Peter Gowan, a Professor of International Relations at London Metropolitan University who died earlier this month, was a clear-eyed critic of imperialism in all its forms. As Misha Glenny noted in an obituary in The Guardian Gowan will be particularly remembered as the co-founder (with his wife Halya Kowalsky) of “the highly influential journal Labour Focus on Eastern Europe, which supported socialist and democratic opposition movements including Solidarity, in Poland, and Charter 77, in Czechoslovakia.” Through his activism Gowan “created an eclectic group of British and émigré activists who provided concrete support for eastern bloc opposition groups.”
Gowan’s opposition to actually existing socialism didn’t make him naïve about actually existing capitalism. He was a powerful sharp-witted analyst of the international regime that emerged after the end of the Cold War, with the United States as a global hegemon using its now unchallenged power to enforce a new liberal imperialism, a project aided and abetted by allies in Europe and elsewhere. In the name of humanitarianism and global governance, liberal imperialists have tried to legitimize a new international order where the U.S. and its allies claim an unchecked right to reshape the world in their image.
In the wake of the carnage in Iraq and Afghanistan, many have come to see the problem with liberal imperialism, but Gowan was far ahead of the curve, making his central argument in his prophetic 1999 book The Global Gamble: Washington Faustian Bid for World Dominance.
I got to know Gowan’s work in the pages of the New Left Review, whose editorial board he sat on. Some of his articles from the New Left Review are available on-line, although not unfortunately all of them. Here are a few highlights:
1) From a 2002 review of John Mearsheimer’s The Tragedy of Great Power Politics, a prescient warning that America’s domestic economic imbalance could de-stablize the international order:
The commanding vision of the architects of the American century, from Elihu Root through Stimson and Acheson to the Rockefellers, who believed America’s surplus capital could transform and knit the world together, risks turning into something approaching its opposite: a US economy requiring manipulation of global monetary and financial, as well as political, relationships to suck in capital to sustain its domestic consumer booms and speculative bubbles. An American military statecraft and geopolitics geared increasingly to sustaining international socio-economic relationships that serve too exclusively US domestic interests could eventually generate acute tensions at the heart of the new global order.
2) An essay on the United Nations as an instrument of American power:
Bush’s ‘unilateralism’ represents the revival of a global cleavage structure of friend–enemy relations, with a new set of security alliances and greatly expanded basing arrangements to match. To allies grown accustomed to the conventions of the nineties, this has come as quite a shock. But, even if more precariously, the Rooseveltian framework still holds. After the most brazen of all American wars in violation of the un Charter, every hand in the Security Council—some eagerly, others more sullenly—has gone up to endorse the puppet authority installed by the conquerors, ratifying their conquest.

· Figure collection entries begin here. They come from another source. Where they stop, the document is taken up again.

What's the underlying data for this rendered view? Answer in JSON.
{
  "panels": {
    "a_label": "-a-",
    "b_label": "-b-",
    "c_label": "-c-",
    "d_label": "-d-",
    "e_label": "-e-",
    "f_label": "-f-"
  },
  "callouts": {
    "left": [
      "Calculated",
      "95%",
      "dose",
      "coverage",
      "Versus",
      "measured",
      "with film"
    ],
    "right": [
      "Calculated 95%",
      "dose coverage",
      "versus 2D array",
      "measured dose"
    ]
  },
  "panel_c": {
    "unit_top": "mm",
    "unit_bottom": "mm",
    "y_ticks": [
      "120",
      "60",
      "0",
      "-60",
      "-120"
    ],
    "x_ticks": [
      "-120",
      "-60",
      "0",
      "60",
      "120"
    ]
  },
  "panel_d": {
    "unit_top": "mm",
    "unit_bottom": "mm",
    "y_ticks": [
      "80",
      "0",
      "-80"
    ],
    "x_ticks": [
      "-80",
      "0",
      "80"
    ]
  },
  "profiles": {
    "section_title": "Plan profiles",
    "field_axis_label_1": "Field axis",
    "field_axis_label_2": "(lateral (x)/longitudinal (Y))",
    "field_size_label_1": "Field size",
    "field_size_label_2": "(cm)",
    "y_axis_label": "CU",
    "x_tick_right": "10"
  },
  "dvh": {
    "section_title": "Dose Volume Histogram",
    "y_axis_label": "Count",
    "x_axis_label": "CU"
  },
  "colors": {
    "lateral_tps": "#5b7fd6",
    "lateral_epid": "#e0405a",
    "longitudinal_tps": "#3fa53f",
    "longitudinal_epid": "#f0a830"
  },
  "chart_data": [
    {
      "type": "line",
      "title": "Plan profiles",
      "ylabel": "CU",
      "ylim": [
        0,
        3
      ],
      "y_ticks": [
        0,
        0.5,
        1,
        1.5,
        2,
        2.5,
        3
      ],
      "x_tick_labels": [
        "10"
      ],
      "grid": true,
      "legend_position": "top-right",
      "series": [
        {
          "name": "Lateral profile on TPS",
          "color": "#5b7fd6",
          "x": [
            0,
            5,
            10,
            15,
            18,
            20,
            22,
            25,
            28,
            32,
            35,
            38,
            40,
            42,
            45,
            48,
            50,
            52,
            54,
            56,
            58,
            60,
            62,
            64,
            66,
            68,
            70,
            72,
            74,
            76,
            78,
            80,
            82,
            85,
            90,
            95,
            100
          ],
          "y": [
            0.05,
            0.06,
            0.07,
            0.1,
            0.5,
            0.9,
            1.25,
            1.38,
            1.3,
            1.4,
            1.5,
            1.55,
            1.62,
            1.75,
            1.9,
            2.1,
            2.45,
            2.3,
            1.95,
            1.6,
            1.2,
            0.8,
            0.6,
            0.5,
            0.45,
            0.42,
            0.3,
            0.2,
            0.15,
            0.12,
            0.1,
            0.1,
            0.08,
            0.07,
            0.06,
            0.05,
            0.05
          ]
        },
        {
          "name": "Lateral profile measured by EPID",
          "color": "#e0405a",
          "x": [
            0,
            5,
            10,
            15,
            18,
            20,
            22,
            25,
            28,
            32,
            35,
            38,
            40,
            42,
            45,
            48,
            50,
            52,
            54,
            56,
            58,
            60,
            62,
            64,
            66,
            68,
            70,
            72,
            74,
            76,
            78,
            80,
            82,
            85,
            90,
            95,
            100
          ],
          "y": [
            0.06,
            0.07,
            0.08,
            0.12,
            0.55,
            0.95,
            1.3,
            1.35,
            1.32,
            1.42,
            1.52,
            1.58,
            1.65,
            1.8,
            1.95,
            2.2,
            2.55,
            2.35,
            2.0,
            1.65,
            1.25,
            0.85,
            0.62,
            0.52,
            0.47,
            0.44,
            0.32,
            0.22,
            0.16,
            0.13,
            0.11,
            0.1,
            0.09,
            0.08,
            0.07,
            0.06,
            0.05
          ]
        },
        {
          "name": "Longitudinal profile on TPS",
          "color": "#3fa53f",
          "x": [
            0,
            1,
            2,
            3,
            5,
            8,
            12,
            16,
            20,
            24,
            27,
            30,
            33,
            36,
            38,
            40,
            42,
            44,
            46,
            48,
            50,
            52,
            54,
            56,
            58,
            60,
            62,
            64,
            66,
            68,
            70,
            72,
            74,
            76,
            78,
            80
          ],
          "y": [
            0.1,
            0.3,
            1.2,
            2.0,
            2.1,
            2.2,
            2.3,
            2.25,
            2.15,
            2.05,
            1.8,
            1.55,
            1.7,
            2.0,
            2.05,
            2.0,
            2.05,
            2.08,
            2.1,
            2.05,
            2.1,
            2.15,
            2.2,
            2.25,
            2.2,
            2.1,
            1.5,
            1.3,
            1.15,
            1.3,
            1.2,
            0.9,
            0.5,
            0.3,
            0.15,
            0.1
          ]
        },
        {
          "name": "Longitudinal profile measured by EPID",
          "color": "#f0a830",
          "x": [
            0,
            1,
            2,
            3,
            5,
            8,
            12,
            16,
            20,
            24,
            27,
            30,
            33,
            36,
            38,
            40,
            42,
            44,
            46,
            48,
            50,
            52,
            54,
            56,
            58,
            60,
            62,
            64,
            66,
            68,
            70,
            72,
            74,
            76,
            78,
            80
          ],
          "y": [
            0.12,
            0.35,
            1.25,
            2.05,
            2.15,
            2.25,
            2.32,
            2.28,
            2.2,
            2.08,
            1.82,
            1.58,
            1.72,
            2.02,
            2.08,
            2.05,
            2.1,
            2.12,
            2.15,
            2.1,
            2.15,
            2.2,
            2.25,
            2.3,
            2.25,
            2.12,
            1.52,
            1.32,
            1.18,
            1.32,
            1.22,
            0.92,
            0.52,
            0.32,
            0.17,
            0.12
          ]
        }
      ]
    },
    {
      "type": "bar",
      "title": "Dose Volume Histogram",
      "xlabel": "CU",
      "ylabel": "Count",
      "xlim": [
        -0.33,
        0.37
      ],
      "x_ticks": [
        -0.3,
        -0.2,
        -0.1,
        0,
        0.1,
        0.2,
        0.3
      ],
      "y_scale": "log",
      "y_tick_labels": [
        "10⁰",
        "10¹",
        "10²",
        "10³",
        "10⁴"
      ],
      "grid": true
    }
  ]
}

3) One of Gowan’s finest esssays (“Neoliberal Cosmopolitanism,” New Left Review Sept./Oct. 2001) is not available online but it’s worth looking up. Here is the intro:
Over the past decade a strong ideological current has gained prominence in the Anglo-American world, running parallel to the discourse of globalization and rhetorically complementing it. Indeed, in official parlance it is the more insistent of the two, and seems likely to become all the more clamorous in the aftermath of September 11th 2001. We may call it the new liberal cosmopolitanism, as distinct from the more democratic cosmopolitanism …. Its theorists are for the most part to be found in international relations departments of the Anglophone universities, though some have been seconded to offices of the UN Secretariat or NATO protectorate in Bosnia. Viewed historically, the new doctrine is a radicalization of the Anglo-American tradition that has conceived itself as upholding a liberal internationalism, based on visions of a single human race peacefully united by free trade and common legal norms, led by states featuring civic liberties and representative institutions. Such liberal internationalism sought to create a global order that could enforce a code of conduct on the external relations between states. But it still essentially accepted the Westphalian system that granted states jurisdiction over their own territories.

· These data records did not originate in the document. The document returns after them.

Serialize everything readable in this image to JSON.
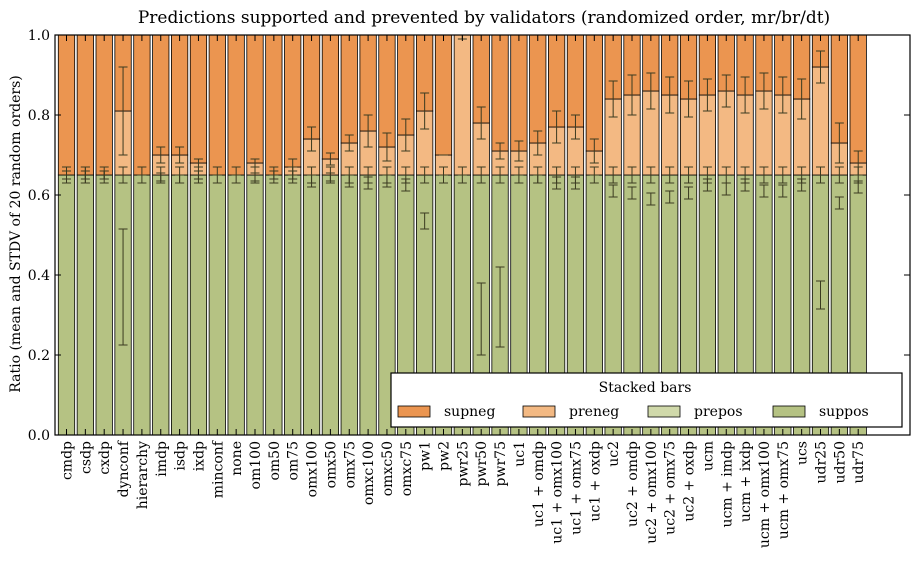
{
  "chart_data": {
    "type": "bar",
    "stacked": true,
    "title": "Predictions supported and prevented by validators (randomized order, mr/br/dt)",
    "xlabel": "",
    "ylabel": "Ratio (mean and STDV of 20 random orders)",
    "ylim": [
      0,
      1
    ],
    "yticks": [
      "0.0",
      "0.2",
      "0.4",
      "0.6",
      "0.8",
      "1.0"
    ],
    "grid": false,
    "legend": {
      "title": "Stacked bars",
      "placement": "lower-right"
    },
    "colors": {
      "suppos": "#b5c283",
      "prepos": "#d0d9aa",
      "preneg": "#f3b983",
      "supneg": "#eb9550",
      "edge": "#000000",
      "error_bar": "#3a3a20"
    },
    "categories": [
      "cmdp",
      "csdp",
      "cxdp",
      "dynconf",
      "hierarchy",
      "imdp",
      "isdp",
      "ixdp",
      "minconf",
      "none",
      "om100",
      "om50",
      "om75",
      "omx100",
      "omx50",
      "omx75",
      "omxc100",
      "omxc50",
      "omxc75",
      "pw1",
      "pw2",
      "pwr25",
      "pwr50",
      "pwr75",
      "uc1",
      "uc1 + omdp",
      "uc1 + omx100",
      "uc1 + omx75",
      "uc1 + oxdp",
      "uc2",
      "uc2 + omdp",
      "uc2 + omx100",
      "uc2 + omx75",
      "uc2 + oxdp",
      "ucm",
      "ucm + imdp",
      "ucm + ixdp",
      "ucm + omx100",
      "ucm + omx75",
      "ucs",
      "udr25",
      "udr50",
      "udr75"
    ],
    "series": [
      {
        "name": "suppos",
        "values": [
          0.65,
          0.65,
          0.65,
          0.65,
          0.65,
          0.65,
          0.65,
          0.65,
          0.65,
          0.65,
          0.65,
          0.65,
          0.65,
          0.65,
          0.65,
          0.65,
          0.65,
          0.65,
          0.65,
          0.65,
          0.65,
          0.65,
          0.65,
          0.65,
          0.65,
          0.65,
          0.65,
          0.65,
          0.65,
          0.65,
          0.65,
          0.65,
          0.65,
          0.65,
          0.65,
          0.65,
          0.65,
          0.65,
          0.65,
          0.65,
          0.65,
          0.65,
          0.65
        ]
      },
      {
        "name": "prepos",
        "values": [
          0,
          0,
          0,
          0,
          0,
          0,
          0,
          0,
          0,
          0,
          0,
          0,
          0,
          0,
          0,
          0,
          0,
          0,
          0,
          0,
          0,
          0,
          0,
          0,
          0,
          0,
          0,
          0,
          0,
          0,
          0,
          0,
          0,
          0,
          0,
          0,
          0,
          0,
          0,
          0,
          0,
          0,
          0
        ]
      },
      {
        "name": "preneg",
        "values": [
          0,
          0,
          0,
          0.16,
          0,
          0.05,
          0.05,
          0.03,
          0,
          0,
          0.03,
          0,
          0.02,
          0.09,
          0.04,
          0.08,
          0.11,
          0.07,
          0.1,
          0.16,
          0.05,
          0.35,
          0.13,
          0.06,
          0.06,
          0.08,
          0.12,
          0.12,
          0.06,
          0.19,
          0.2,
          0.21,
          0.2,
          0.19,
          0.2,
          0.21,
          0.2,
          0.21,
          0.2,
          0.19,
          0.27,
          0.08,
          0.03
        ]
      },
      {
        "name": "supneg",
        "values": [
          0.35,
          0.35,
          0.35,
          0.19,
          0.35,
          0.3,
          0.3,
          0.32,
          0.35,
          0.35,
          0.32,
          0.35,
          0.33,
          0.26,
          0.31,
          0.27,
          0.24,
          0.28,
          0.25,
          0.19,
          0.3,
          0,
          0.22,
          0.29,
          0.29,
          0.27,
          0.23,
          0.23,
          0.29,
          0.16,
          0.15,
          0.14,
          0.15,
          0.16,
          0.15,
          0.14,
          0.15,
          0.14,
          0.15,
          0.16,
          0.08,
          0.27,
          0.32
        ]
      }
    ],
    "error_bars": [
      {
        "name": "suppos",
        "means": [
          0.65,
          0.65,
          0.65,
          0.37,
          0.65,
          0.645,
          0.64,
          0.65,
          0.65,
          0.65,
          0.645,
          0.65,
          0.65,
          0.635,
          0.645,
          0.635,
          0.63,
          0.635,
          0.625,
          0.535,
          0.65,
          0.65,
          0.29,
          0.32,
          0.65,
          0.64,
          0.63,
          0.63,
          0.65,
          0.61,
          0.605,
          0.59,
          0.595,
          0.605,
          0.625,
          0.615,
          0.625,
          0.61,
          0.61,
          0.625,
          0.35,
          0.58,
          0.62
        ],
        "stdv": [
          0.01,
          0.01,
          0.01,
          0.145,
          0,
          0.01,
          0.01,
          0.01,
          0,
          0,
          0.01,
          0.01,
          0.01,
          0.015,
          0.01,
          0.015,
          0.015,
          0.015,
          0.015,
          0.02,
          0,
          0,
          0.09,
          0.1,
          0,
          0.01,
          0.015,
          0.015,
          0,
          0.015,
          0.015,
          0.015,
          0.015,
          0.015,
          0.015,
          0.015,
          0.015,
          0.015,
          0.015,
          0.015,
          0.035,
          0.015,
          0.015
        ]
      },
      {
        "name": "prepos",
        "means": [
          0.65,
          0.65,
          0.65,
          0.65,
          0.65,
          0.65,
          0.65,
          0.65,
          0.65,
          0.65,
          0.65,
          0.65,
          0.65,
          0.65,
          0.65,
          0.65,
          0.65,
          0.65,
          0.65,
          0.65,
          0.65,
          0.65,
          0.65,
          0.65,
          0.65,
          0.65,
          0.65,
          0.65,
          0.65,
          0.65,
          0.65,
          0.65,
          0.65,
          0.65,
          0.65,
          0.65,
          0.65,
          0.65,
          0.65,
          0.65,
          0.65,
          0.65,
          0.65
        ],
        "stdv": [
          0.02,
          0.02,
          0.02,
          0.02,
          0.02,
          0.02,
          0.02,
          0.02,
          0.02,
          0.02,
          0.02,
          0.02,
          0.02,
          0.02,
          0.02,
          0.02,
          0.02,
          0.02,
          0.02,
          0.02,
          0.02,
          0.02,
          0.02,
          0.02,
          0.02,
          0.02,
          0.02,
          0.02,
          0.02,
          0.02,
          0.02,
          0.02,
          0.02,
          0.02,
          0.02,
          0.02,
          0.02,
          0.02,
          0.02,
          0.02,
          0.02,
          0.02,
          0.02
        ]
      },
      {
        "name": "preneg",
        "means": [
          0.65,
          0.65,
          0.65,
          0.81,
          0.65,
          0.7,
          0.7,
          0.68,
          0.65,
          0.65,
          0.68,
          0.65,
          0.67,
          0.74,
          0.69,
          0.73,
          0.76,
          0.72,
          0.75,
          0.81,
          0.7,
          1.0,
          0.78,
          0.71,
          0.71,
          0.73,
          0.77,
          0.77,
          0.71,
          0.84,
          0.85,
          0.86,
          0.85,
          0.84,
          0.85,
          0.86,
          0.85,
          0.86,
          0.85,
          0.84,
          0.92,
          0.73,
          0.68
        ],
        "stdv": [
          0.02,
          0.02,
          0.01,
          0.11,
          0,
          0.02,
          0.02,
          0.01,
          0,
          0,
          0.01,
          0,
          0.02,
          0.03,
          0.015,
          0.02,
          0.04,
          0.035,
          0.04,
          0.045,
          0,
          0.01,
          0.04,
          0.02,
          0.025,
          0.03,
          0.04,
          0.03,
          0.03,
          0.045,
          0.05,
          0.045,
          0.045,
          0.045,
          0.04,
          0.04,
          0.045,
          0.045,
          0.045,
          0.05,
          0.04,
          0.05,
          0.03
        ]
      }
    ]
  }
}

The new liberal cosmopolitanism, by contrast, seeks to overcome the limits of national sovereignty by constructing a global order that will govern important political as well as economic aspects of both the internal and external behaviour of states. This is not a conception advocating any world government empowered to decide the great international issues of the day. Rather, it proposes a set of disciplinary regimes – characteristically dubbed, in the oleaginous jargon of the period, ‘global governance’ – reaching deep into the economic, social, and political life of the states subject to it, while safeguarding international flows of finance and trade.